Bard, o chatbot de IA do gigante tecnológico já é conhecido por apresentar informações falsas como factos. Talvez por isso, a Google está agora a testar um produto de jornalismo dirigido às principais organizações noticiosas, de acordo com o New York Times, que num artigo publicado na quinta-feira da semana passada citava três fontes próximas do assunto. O Times foi alegadamente um dos meios de comunicação abordados pela Google.

Conhecida internamente como Genesis, a ferramenta é capaz de gerar notícias com base no quem, quê, onde e quando do cânone jornalístico, segundo as fontes do NYT. A empresa alega que está a criar uma “tecnologia responsável” – um eufemismo destinado a cativar as plataformas de comunicação social que não se mostram interessadas em substituir o seu património humano por algoritmos de rede neuronal.
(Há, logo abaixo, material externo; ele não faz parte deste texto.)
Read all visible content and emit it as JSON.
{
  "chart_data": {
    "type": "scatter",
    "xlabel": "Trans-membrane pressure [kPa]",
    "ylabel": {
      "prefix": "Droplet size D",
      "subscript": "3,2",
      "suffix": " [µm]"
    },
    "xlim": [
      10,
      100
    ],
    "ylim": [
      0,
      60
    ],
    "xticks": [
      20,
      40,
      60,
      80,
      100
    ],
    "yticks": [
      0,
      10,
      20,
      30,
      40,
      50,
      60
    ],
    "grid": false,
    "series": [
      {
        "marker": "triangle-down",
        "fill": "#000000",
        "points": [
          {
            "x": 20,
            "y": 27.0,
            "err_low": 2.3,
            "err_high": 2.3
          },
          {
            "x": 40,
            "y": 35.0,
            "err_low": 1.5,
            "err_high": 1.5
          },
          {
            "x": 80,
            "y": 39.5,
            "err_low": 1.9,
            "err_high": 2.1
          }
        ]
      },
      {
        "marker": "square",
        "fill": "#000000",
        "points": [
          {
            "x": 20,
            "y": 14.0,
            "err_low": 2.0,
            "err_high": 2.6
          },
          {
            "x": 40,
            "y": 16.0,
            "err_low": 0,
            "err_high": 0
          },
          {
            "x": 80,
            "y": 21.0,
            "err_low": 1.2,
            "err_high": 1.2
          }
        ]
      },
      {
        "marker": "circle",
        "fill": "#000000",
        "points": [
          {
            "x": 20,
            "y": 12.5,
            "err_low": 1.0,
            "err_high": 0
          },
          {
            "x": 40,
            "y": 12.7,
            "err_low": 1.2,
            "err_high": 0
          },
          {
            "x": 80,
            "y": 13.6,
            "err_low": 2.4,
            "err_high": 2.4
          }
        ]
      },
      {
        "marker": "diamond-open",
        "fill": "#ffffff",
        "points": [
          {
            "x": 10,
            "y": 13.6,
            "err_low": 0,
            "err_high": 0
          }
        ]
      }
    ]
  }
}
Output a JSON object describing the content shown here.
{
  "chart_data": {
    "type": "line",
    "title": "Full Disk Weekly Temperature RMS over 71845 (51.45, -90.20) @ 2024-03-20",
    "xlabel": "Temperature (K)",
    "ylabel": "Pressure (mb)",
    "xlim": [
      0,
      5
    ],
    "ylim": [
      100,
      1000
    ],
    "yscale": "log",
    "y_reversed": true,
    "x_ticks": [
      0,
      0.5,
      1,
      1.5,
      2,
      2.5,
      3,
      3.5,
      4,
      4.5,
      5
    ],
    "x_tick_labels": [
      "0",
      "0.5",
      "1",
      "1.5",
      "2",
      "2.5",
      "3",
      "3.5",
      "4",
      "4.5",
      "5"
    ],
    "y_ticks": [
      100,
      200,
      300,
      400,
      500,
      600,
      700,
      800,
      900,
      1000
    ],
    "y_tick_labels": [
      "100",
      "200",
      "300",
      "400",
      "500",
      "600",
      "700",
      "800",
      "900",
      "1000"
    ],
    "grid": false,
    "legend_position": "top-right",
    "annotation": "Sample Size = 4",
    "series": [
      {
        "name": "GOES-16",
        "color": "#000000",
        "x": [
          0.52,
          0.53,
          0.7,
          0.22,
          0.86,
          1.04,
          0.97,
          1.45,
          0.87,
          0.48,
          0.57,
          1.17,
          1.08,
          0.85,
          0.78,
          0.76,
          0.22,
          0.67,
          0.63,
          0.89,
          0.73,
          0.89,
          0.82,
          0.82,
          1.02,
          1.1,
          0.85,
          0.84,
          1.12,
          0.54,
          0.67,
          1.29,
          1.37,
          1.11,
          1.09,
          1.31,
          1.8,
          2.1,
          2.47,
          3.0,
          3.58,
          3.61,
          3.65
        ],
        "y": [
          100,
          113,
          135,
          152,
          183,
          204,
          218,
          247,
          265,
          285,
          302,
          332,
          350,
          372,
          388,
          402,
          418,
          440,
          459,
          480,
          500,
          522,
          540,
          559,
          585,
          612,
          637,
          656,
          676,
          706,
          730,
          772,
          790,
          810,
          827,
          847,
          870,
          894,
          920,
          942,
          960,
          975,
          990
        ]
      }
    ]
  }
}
Para além do factor arrepio na espinha – dois executivos que assistiram a apresentação da Google rotularam o sistema como  “inquietante” –  a abordagem mecanizada do Genesis à narração de histórias incomodou alguns jornalistas. Esse incómodo não deve ser alheio ao facto de estarem a ver as suas profissões a morrer à frente dos seus olhos.

Dois engenheiros não identificados do gigante de Silicon Valley disseram ao NYT que a abordagem do Genesis parecia não dar valor ao talento necessário para produzir notícias que fossem não só exactas mas também convenientemente redigidas. Dada a reputação aldrabona do Bard, este sistema não deve ser capaz de fazer nem uma coisa nem outra.

Um porta-voz da Google insistiu que o Genesis

“não pretende substituir o papel essencial que os jornalistas têm na reportagem, criação e verificação de factos dos seus artigos, mas pode oferecer opções para títulos e outros estilos de escrita.”

Uma outra fonte afirmou que a Google encarava o Genesis como um “assistente pessoal para jornalistas”, capaz de automatizar tarefas rotineiras para que o redactor se pudesse concentrar em tarefas mais exigentes, como entrevistar pessoas e fazer reportagens no terreno. Ou seja: tudo o que a IA ainda não pode tecnicamente fazer. Mas a parte que na verdade estabelece a identidade do jornalista e profundidade do seu talento, que é a da redacção, pode fazer a IA.

A descoberta de que a Google estava a trabalhar num “ChatGPT para o jornalismo” provocou uma preocupação generalizada de que a tecnologia poderia abrir uma caixa de Pandora de notícias falsas, para além de uma monumental vaga de desemprego no sector. O chatbot de IA do Google, Bard – como o Chat GPT da Open AI – tornou-se tristemente famoso logo após ficar online por inventar elaboradas falsidades e apresentá-las como verdadeiras, e o CEO da Google, Sundar Pichai admitiu que, embora estas “alucinações” pareçam ser endémicas entre os modelos de conversação baseados em inteligência artificial, ninguém sabe, ou não quer saber, o que as causa ou como manter o sistema estabilizado e honesto.

Pior ainda: o Genesis pode marginalizar as notícias reais se a Google encorajar a sua adopção, ajustando os seus algoritmos de pesquisa para dar prioridade ao conteúdo gerado por IA, como o radialista Gabe Rosenberg tweetou em resposta ao artigo do New York Times.

 

 

Várias agências noticiosas de renome já experimentaram a utilização de IA nas suas redacções, com resultados pouco inspiradores. O BuzzFeed passou da utilização de IA para gerar questionários personalizados a produzir dezenas de artigos de viagem estereotipados e anunciar que todo o conteúdo seria gerado por IA em menos de seis meses, apesar de ter prometido aos seus redactores, em Janeiro, que os seus empregos estavam seguros. O grupo Gizmodo, que mantém dezenas de publicações online, está a despedir “jornalistas” em larga escala, enquanto transita para redacções completamente baseadas em algoritmos de rede neuronal.

No início deste ano, a CNET foi apanhada a passar artigos escritos por IA como conteúdo humano e a utilizar a IA para reescrever artigos antigos, a fim de aumentar artificialmente as suas classificações nos motores de busca.

Apesar destes desastres, a OpenAI, a empresa responsável pelo ChatGPT, começou recentemente a assinar acordos com grandes organizações noticiosas, como a Associated Press, para incentivar a adopção da tecnologia nas redacções.

É verdade que o jornalismo mainstream contemporâneo tem a qualidade técnica e criativa que era de referência num gabinete de propaganda da República Socialista Soviética do Turquestão. Mas dá nitidamente a impressão que, depois de despedidos os activistas que agora passam por jornalistas, vamos ficar ainda pior servidos. Se possível. Até porque da mesma maneira que não fazemos amizades com máquinas, também convém que os nossos inimigos sejam humanos.